Who’s going to get the better jump?  The runner in the starters’ block, of course. They get to push off those blocks shooting all their energy forward – this is ‘stored kinetic energy’. They’re like a coil that bursts out of its box. The runner without the blocks has nothing to push off from, making it harder to drive every ounce of energy forward. Your core is your starters’ block for all movement. A strong core = a solid starters block to initiate all movement from. 

– The article quotes a professor of exercise science who says that core strength will develop via training for your sport, so you do not need to do specific ‘core work.’ What that professor doesn’t take into account is that a vast majority of people come into training for sport & life with core muscles (as well as other muscles in the body) that have a form of muscle-amnesia, where they don’t fire as well as they should – or possibly don’t even fire at all.

I’ve assessed hundreds of individuals, athlete & non-, the majority of whom did not fire their core muscles correctly at their 1st assessment with me. So what then? Just train & let those muscles fire incorrectly or not at all & assume that sport-specific training will get them to fire? No, we need to address those muscles specifically through focused core training to get those muscles firing properly then we can move to sport-specific training where those muscles will continue to fire in concert with the other muscles in the body.

The article also fails to mention how important how core strength is for having good postural strength both in daily life & in sport. When your posture is weak, more load is put on joints & muscles that are not meant to carry that great of a load. Muscles tense up to try to support you (think overly tight upper traps/neck tension), you waste energy going through movement patterns that are not optimal (see this when a person twists or leans left to right when they are jogging), & your joints suffer accelerated wear & tear (read: hips & knees develop inflammation & wear down after years of over-loading them).

So what do you do with this info?

Strengthen your core muscles with controlled ‘core-focused’ movements. The core is made up of 29 muscles, the least valuable of which is the rectus abdominis, the “6-pack muscle” that is worked primarily during crunches/sit-ups.  See my company’s videos on how to do this! Click here for our exercise videos.

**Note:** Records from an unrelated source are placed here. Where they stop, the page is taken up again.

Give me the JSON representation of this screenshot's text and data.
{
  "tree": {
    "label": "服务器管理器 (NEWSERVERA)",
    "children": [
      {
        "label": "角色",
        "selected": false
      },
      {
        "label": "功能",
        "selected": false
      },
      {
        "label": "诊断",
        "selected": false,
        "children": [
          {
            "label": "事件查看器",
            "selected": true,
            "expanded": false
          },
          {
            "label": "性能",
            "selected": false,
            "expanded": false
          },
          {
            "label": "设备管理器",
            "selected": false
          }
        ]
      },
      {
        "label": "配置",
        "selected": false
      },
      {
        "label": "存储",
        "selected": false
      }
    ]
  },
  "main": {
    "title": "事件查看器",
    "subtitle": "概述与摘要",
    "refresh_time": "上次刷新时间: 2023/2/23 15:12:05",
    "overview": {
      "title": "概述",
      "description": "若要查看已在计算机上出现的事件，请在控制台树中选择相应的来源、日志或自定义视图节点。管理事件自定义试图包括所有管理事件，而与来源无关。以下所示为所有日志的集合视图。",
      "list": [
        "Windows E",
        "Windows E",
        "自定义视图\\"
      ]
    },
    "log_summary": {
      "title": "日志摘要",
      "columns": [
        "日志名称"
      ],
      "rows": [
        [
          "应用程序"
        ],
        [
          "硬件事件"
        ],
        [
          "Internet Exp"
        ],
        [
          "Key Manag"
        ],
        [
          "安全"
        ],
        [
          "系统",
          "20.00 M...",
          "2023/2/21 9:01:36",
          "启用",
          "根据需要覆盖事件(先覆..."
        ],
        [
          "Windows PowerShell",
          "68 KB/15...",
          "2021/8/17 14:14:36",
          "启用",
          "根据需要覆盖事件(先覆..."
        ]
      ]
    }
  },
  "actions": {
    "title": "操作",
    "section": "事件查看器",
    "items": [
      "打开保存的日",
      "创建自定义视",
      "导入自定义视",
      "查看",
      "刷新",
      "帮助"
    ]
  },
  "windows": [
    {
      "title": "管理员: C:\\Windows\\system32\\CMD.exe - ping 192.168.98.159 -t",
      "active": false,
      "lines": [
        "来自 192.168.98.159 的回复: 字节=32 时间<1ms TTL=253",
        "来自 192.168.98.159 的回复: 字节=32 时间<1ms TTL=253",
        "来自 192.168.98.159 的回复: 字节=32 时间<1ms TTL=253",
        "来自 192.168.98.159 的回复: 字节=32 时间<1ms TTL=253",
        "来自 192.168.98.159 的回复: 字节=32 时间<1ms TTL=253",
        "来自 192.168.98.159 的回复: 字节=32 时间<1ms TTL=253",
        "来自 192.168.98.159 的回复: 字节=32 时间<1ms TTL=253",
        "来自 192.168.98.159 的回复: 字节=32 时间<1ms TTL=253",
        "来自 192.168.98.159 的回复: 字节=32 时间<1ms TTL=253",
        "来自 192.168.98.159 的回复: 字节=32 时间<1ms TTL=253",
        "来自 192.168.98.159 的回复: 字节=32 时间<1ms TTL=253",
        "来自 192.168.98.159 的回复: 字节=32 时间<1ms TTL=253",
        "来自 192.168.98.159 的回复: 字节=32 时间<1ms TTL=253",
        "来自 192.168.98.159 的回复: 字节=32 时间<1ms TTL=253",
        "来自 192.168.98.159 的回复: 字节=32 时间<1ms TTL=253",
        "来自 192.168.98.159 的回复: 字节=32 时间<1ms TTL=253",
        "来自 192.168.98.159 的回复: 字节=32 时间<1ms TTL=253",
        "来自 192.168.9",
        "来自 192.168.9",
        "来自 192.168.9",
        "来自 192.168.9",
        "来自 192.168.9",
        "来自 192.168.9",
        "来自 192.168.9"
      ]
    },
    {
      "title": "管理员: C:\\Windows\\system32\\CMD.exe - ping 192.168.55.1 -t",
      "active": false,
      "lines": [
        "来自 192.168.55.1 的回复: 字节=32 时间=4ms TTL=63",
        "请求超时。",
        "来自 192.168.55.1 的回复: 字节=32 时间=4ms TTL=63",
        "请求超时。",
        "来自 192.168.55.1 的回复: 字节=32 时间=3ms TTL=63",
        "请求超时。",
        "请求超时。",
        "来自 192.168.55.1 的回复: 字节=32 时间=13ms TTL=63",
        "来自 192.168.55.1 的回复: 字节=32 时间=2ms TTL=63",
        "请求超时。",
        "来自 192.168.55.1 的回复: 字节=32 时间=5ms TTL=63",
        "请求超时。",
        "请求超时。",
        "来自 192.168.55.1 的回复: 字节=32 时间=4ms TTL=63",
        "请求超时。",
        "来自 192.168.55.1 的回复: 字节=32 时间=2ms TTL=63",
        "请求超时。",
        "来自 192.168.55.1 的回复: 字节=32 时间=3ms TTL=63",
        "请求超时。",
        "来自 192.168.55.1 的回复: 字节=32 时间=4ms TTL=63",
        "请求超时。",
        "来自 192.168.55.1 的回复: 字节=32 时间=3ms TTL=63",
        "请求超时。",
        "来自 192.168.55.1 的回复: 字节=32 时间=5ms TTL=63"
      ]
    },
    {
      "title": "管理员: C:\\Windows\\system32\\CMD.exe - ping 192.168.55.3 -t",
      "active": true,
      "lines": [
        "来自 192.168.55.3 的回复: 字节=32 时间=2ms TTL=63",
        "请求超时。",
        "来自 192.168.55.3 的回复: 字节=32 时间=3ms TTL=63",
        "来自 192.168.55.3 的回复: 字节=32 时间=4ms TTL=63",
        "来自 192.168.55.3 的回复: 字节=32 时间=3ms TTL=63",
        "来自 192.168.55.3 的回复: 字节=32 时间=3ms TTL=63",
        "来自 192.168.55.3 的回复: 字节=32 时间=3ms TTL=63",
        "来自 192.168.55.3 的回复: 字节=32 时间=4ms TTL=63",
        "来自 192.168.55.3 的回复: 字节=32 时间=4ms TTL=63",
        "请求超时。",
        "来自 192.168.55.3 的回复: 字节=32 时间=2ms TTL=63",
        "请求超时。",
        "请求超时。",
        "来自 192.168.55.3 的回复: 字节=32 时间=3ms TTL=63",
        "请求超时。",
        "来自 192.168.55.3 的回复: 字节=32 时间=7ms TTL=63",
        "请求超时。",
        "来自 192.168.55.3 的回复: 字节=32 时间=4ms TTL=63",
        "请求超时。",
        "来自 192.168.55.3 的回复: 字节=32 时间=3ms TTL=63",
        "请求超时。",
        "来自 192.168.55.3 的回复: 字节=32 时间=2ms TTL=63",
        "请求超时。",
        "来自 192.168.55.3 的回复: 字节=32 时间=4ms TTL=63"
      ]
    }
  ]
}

The 29 core muscles include: the TVA (wraps around the trunk from the spine to the belly button), the obliques (support the sides of the trunk by helping it rotate & stabilize against rotation), the pelvic floor (often forgotten, but key to keeping the trunk from sinking, think Kegal exercise while you do a plank to work this), the erector spinae & multifidi (spinal muscles that support the spinal vertebrae, they run vertically between the vertebrae).

Be mindful of your core during your regular day. Drawing your TVA in (pull belly button to spine while still maintaining relaxed breathing) when sitting at your desk will help you teach your muscles to maintain that posture without having to think about it.

Make your diet a priority if you want to actually see the changes in your core. You’ve got to burn fat in order to see the muscles underneath & no amount of cardio can burn off a crappy diet.